La Coupe d’Afrique des Nations 2025 est une fois de plus secouée par une polémique arbitrale. Lors du quart de finale opposant le Maroc au Cameroun, un fait de jeu survenu à la 68ᵉ minute a relancé le débat autour de l’utilisation de l’assistance vidéo (VAR) et des décisions prises par l’arbitre.
L’attaquant camerounais Bryan Mbeumo semble avoir été accroché dans la surface de réparation, mais l’arbitre mauritanien Dahane Beida n’a pas accordé de penalty, et l’assistance vidéo (VAR) n’est pas intervenue pour revoir la décision.

Sur Canal+, l’animateur Charles Mbuya a abordé le sujet en revenant sur les polémiques entourant la désignation de l’arbitre. « L’arbitre de ce match a été au cœur des controverses liées à sa nomination. Est-ce qu’il a réussi, oui ou non, son match ? Je reviens sur cette action un peu polémique », a-t-il commenté, relançant le débat sur l’utilisation du VAR et la gestion de l’arbitrage lors de cette rencontre tendue.

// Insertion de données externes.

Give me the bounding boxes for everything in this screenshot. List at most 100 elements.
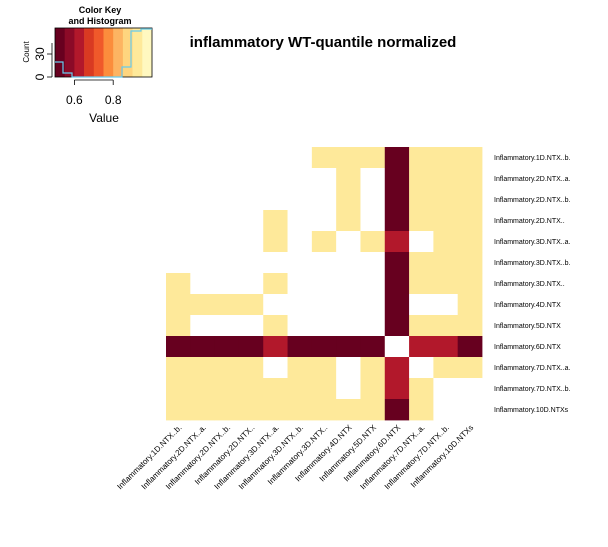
heatmap-cell: [238, 315, 264, 337]
heatmap-cell: [433, 273, 459, 295]
color-key-band: [93, 28, 104, 77]
heatmap-cell: [457, 231, 483, 253]
heatmap-cell: [433, 231, 459, 253]
heatmap-cell: [409, 357, 434, 379]
heatmap-cell: [360, 357, 386, 379]
chart-title: inflammatory WT-quantile normalized: [190, 34, 457, 51]
heatmap-cell: [238, 336, 264, 358]
row-label: Inflammatory.4D.NTX: [494, 302, 561, 309]
color-key-band: [64, 28, 75, 77]
color-key-x-tick-label: 0.6: [66, 93, 83, 107]
heatmap-cell: [166, 294, 191, 316]
heatmap-cell: [214, 252, 240, 274]
heatmap-cell: [166, 252, 191, 274]
heatmap-cell: [263, 294, 288, 316]
heatmap-cell: [409, 315, 434, 337]
heatmap-cell: [166, 357, 191, 379]
color-key-title-line-1: Color Key: [79, 5, 122, 15]
heatmap-cell: [238, 294, 264, 316]
heatmap-cell: [409, 294, 434, 316]
heatmap-cell: [214, 189, 240, 211]
row-label: Inflammatory.6D.NTX: [494, 344, 561, 351]
row-label: Inflammatory.2D.NTX..b.: [494, 197, 571, 204]
heatmap-cell: [336, 315, 361, 337]
heatmap-cell: [409, 231, 434, 253]
heatmap-cell: [311, 252, 337, 274]
heatmap-cell: [190, 315, 216, 337]
heatmap-cell: [384, 315, 410, 337]
heatmap-cell: [360, 399, 386, 421]
heatmap-cell: [190, 399, 216, 421]
heatmap-cell: [263, 336, 288, 358]
heatmap-cell: [287, 315, 313, 337]
color-key-band: [55, 28, 65, 77]
heatmap-cell: [336, 189, 361, 211]
heatmap-cell: [238, 210, 264, 232]
heatmap-cell: [190, 357, 216, 379]
color-key-band: [132, 28, 143, 77]
heatmap-cell: [166, 147, 191, 169]
heatmap-cell: [457, 147, 483, 169]
heatmap-cell: [457, 357, 483, 379]
heatmap-cell: [384, 273, 410, 295]
color-key-y-tick-label: 30: [33, 47, 47, 61]
heatmap-cell: [336, 399, 361, 421]
heatmap-cell: [190, 168, 216, 190]
color-key-band: [142, 28, 153, 77]
heatmap-cell: [214, 336, 240, 358]
row-labels: Inflammatory.1D.NTX..b. Inflammatory.2D.N…: [494, 155, 571, 414]
heatmap-cell: [360, 336, 386, 358]
heatmap-cell: [433, 357, 459, 379]
color-key-x-axis: 0.6 0.8: [66, 79, 122, 107]
heatmap-cell: [263, 378, 288, 400]
heatmap-cell: [214, 315, 240, 337]
heatmap-cell: [433, 168, 459, 190]
row-label: Inflammatory.2D.NTX..: [494, 218, 565, 225]
heatmap-cell: [336, 147, 361, 169]
color-key-ylabel: Count: [22, 41, 31, 63]
row-label: Inflammatory.3D.NTX..: [494, 281, 565, 288]
color-key-band: [74, 28, 85, 77]
heatmap-cell: [457, 210, 483, 232]
heatmap-cell: [311, 294, 337, 316]
heatmap-cell: [457, 294, 483, 316]
heatmap-cell: [166, 231, 191, 253]
heatmap-cell: [360, 210, 386, 232]
heatmap-cell: [166, 315, 191, 337]
heatmap-cell: [311, 168, 337, 190]
color-key-xlabel: Value: [89, 111, 119, 125]
heatmap-cell: [263, 273, 288, 295]
heatmap-cell: [433, 252, 459, 274]
heatmap-cell: [287, 399, 313, 421]
heatmap-cell: [360, 273, 386, 295]
heatmap-cell: [287, 252, 313, 274]
heatmap-cell: [433, 336, 459, 358]
color-key-bands: [55, 28, 153, 77]
heatmap-cell: [409, 273, 434, 295]
heatmap-cell: [311, 315, 337, 337]
row-label: Inflammatory.7D.NTX..b.: [494, 386, 571, 393]
heatmap-cells: [166, 147, 483, 421]
heatmap-cell: [433, 378, 459, 400]
heatmap-cell: [336, 273, 361, 295]
heatmap-cell: [287, 294, 313, 316]
heatmap-cell: [166, 168, 191, 190]
heatmap-cell: [311, 273, 337, 295]
color-key: Color Key and Histogram 0.6 0.8 0 30 Value…: [22, 5, 153, 125]
heatmap-cell: [433, 147, 459, 169]
heatmap-cell: [409, 378, 434, 400]
heatmap-cell: [190, 231, 216, 253]
heatmap-cell: [457, 378, 483, 400]
heatmap-cell: [287, 336, 313, 358]
row-label: Inflammatory.3D.NTX..a.: [494, 239, 571, 246]
heatmap-cell: [214, 231, 240, 253]
heatmap-cell: [238, 399, 264, 421]
heatmap-cell: [433, 315, 459, 337]
heatmap-cell: [336, 210, 361, 232]
color-key-y-tick-label: 0: [33, 73, 47, 80]
heatmap-cell: [336, 168, 361, 190]
heatmap-cell: [238, 189, 264, 211]
heatmap-cell: [287, 231, 313, 253]
heatmap-cell: [166, 399, 191, 421]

Pour le journaliste sportif Nabil Djellit, la situation mérite une analyse plus nuancée. « Pour moi, c’est un peu comme… qui rentre dans l’autre ? C’est toujours la même question. Le vrai problème, c’est le nombre d’angles disponibles. Sur certaines images, on peut penser que Mbemba provoque le contact, mais sur d’autres, on voit le défenseur marocain. Cette action, tout comme celle survenue en fin de match contre la Tanzanie, peut se siffler ou ne pas se siffler. Mais elle méritait clairement d’être vérifiée par la VAR. Cela peut changer le cours d’une rencontre : si le penalty avait été accordé, le score aurait été totalement différent », souligne-t-il.